The program would provide real-time monitoring for up to 200 juvenile offenders in the city.

NEW ORLEANS — A plan is in the works to transform the juvenile electronic monitoring program in New Orleans.

“It became very clear that the courts in juvenile were sending young people out with monitors that juveniles knew were not being looked at in real-time,” Orleans District Attorney Jason Williams said.

In June, French Quarter tour guide Kristi Thibodeaux was allegedly shot and killed on St. Peter Street by a 15-year-old.

He was placed on an ankle monitor for a previous offense.

Williams says he has been working with Attorney General Liz Murrill, state Office of Juvenile Justice and City Council President Helena Moreno on the new monitoring strategy.

“The gist would be mandatory real-time monitoring, Williams said. “The gist would also need to include sharing of that information with the DA’s office, so that we are getting those reports, and those reports just aren’t going to a file somewhere.”

The program would require Juvenile Court Judges to read any violations or noncompliance issues in open court and make sure they’re dealt with.

Someone would also be dedicated to picking up the juvenile if the device is tampered with or removed.

Moreno says the city would use about $2 million in unspent federal funds to pay for a pilot program.

“The city council two years ago, in 2022, appropriated roughly 4.45 million dollars in ARPA money to the New Orleans Crime Commissioner to focus on issues like this, regarding juvenile offenders, and none of that money has been spent,” Moreno said.

The program would provide real-time monitoring for up to 200 juvenile offenders in the city.

“Still preliminary, but plans are underway because this is something that’s long overdue,” Moreno said. “We know it. The problem has just been exacerbated over the years with inaction.”

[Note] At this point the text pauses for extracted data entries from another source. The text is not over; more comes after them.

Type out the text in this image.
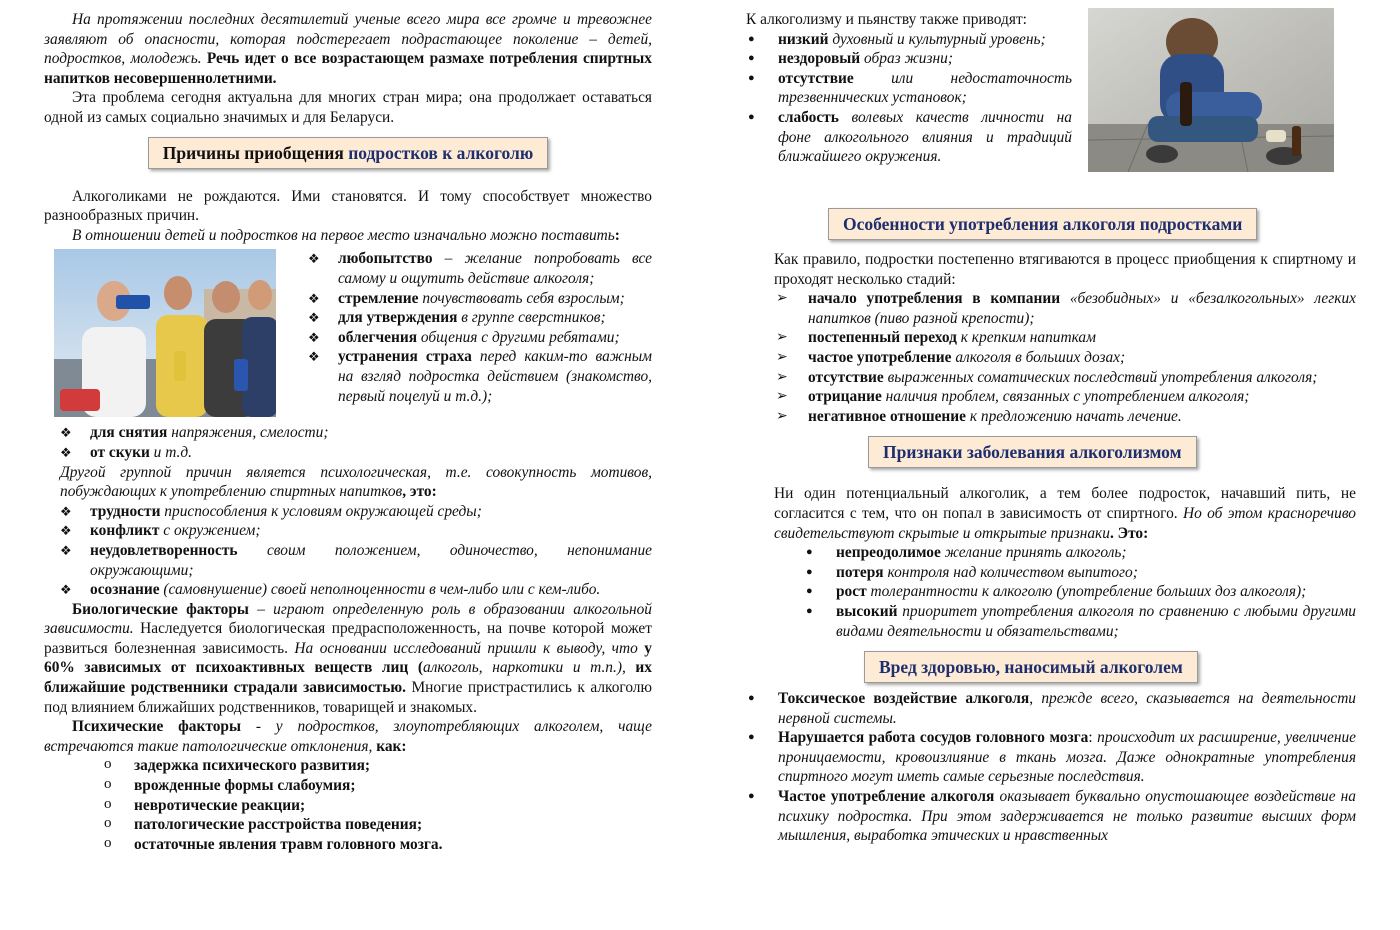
На протяжении последних десятилетий ученые всего мира все громче и тревожнее заявляют об опасности, которая подстерегает подрастающее поколение – детей, подростков, молодежь. Речь идет о все возрастающем размахе потребления спиртных напитков несовершеннолетними.

Эта проблема сегодня актуальна для многих стран мира; она продолжает оставаться одной из самых социально значимых и для Беларуси.

Причины приобщения подростков к алкоголю

Алкоголиками не рождаются. Ими становятся. И тому способствует множество разнообразных причин.

В отношении детей и подростков на первое место изначально можно поставить:

❖ любопытство – желание попробовать все самому и ощутить действие алкоголя;
❖ стремление почувствовать себя взрослым;
❖ для утверждения в группе сверстников;
❖ облегчения общения с другими ребятами;
❖ устранения страха перед каким-то важным на взгляд подростка действием (знакомство, первый поцелуй и т.д.);
❖ для снятия напряжения, смелости;
❖ от скуки и т.д.

Другой группой причин является психологическая, т.е. совокупность мотивов, побуждающих к употреблению спиртных напитков, это:

❖ трудности приспособления к условиям окружающей среды;
❖ конфликт с окружением;
❖ неудовлетворенность своим положением, одиночество, непонимание окружающими;
❖ осознание (самовнушение) своей неполноценности в чем-либо или с кем-либо.

Биологические факторы – играют определенную роль в образовании алкогольной зависимости. Наследуется биологическая предрасположенность, на почве которой может развиться болезненная зависимость. На основании исследований пришли к выводу, что у 60% зависимых от психоактивных веществ лиц (алкоголь, наркотики и т.п.), их ближайшие родственники страдали зависимостью. Многие пристрастились к алкоголю под влиянием ближайших родственников, товарищей и знакомых.

Психические факторы - у подростков, злоупотребляющих алкоголем, чаще встречаются такие патологические отклонения, как:

o задержка психического развития;
o врожденные формы слабоумия;
o невротические реакции;
o патологические расстройства поведения;
o остаточные явления травм головного мозга.

К алкоголизму и пьянству также приводят:

● низкий духовный и культурный уровень;
● нездоровый образ жизни;
● отсутствие или недостаточность трезвеннических установок;
● слабость волевых качеств личности на фоне алкогольного влияния и традиций ближайшего окружения.
Особенности употребления алкоголя подростками

Как правило, подростки постепенно втягиваются в процесс приобщения к спиртному и проходят несколько стадий:

➢ начало употребления в компании «безобидных» и «безалкогольных» легких напитков (пиво разной крепости);
➢ постепенный переход к крепким напиткам
➢ частое употребление алкоголя в больших дозах;
➢ отсутствие выраженных соматических последствий употребления алкоголя;
➢ отрицание наличия проблем, связанных с употреблением алкоголя;
➢ негативное отношение к предложению начать лечение.
Признаки заболевания алкоголизмом

Ни один потенциальный алкоголик, а тем более подросток, начавший пить, не согласится с тем, что он попал в зависимость от спиртного. Но об этом красноречиво свидетельствуют скрытые и открытые признаки. Это:

● непреодолимое желание принять алкоголь;
● потеря контроля над количеством выпитого;
● рост толерантности к алкоголю (употребление больших доз алкоголя);
● высокий приоритет употребления алкоголя по сравнению с любыми другими видами деятельности и обязательствами;
Вред здоровью, наносимый алкоголем
● Токсическое воздействие алкоголя, прежде всего, сказывается на деятельности нервной системы.
● Нарушается работа сосудов головного мозга: происходит их расширение, увеличение проницаемости, кровоизлияние в ткань мозга. Даже однократные употребления спиртного могут иметь самые серьезные последствия.
● Частое употребление алкоголя оказывает буквально опустошающее воздействие на психику подростка. При этом задерживается не только развитие высших форм мышления, выработка этических и нравственных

In the meantime, AG Murrill has ordered the Louisiana Department of Justice to open an investigation into the ankle monitoring contracts with the juvenile court system in New Orleans.

AG Murrill released the following statement on Wednesday:

"An ankle monitoring program that doesn’t include active supervision with accountability and increased consequences for violations is not a functional system. My objective to have a functional system. I’m working toward that goal in continuing conversations with the OPDA, the Juvenile Court judges, Justice Piper Griffin, the Office of Juvenile Justice, and the Governor."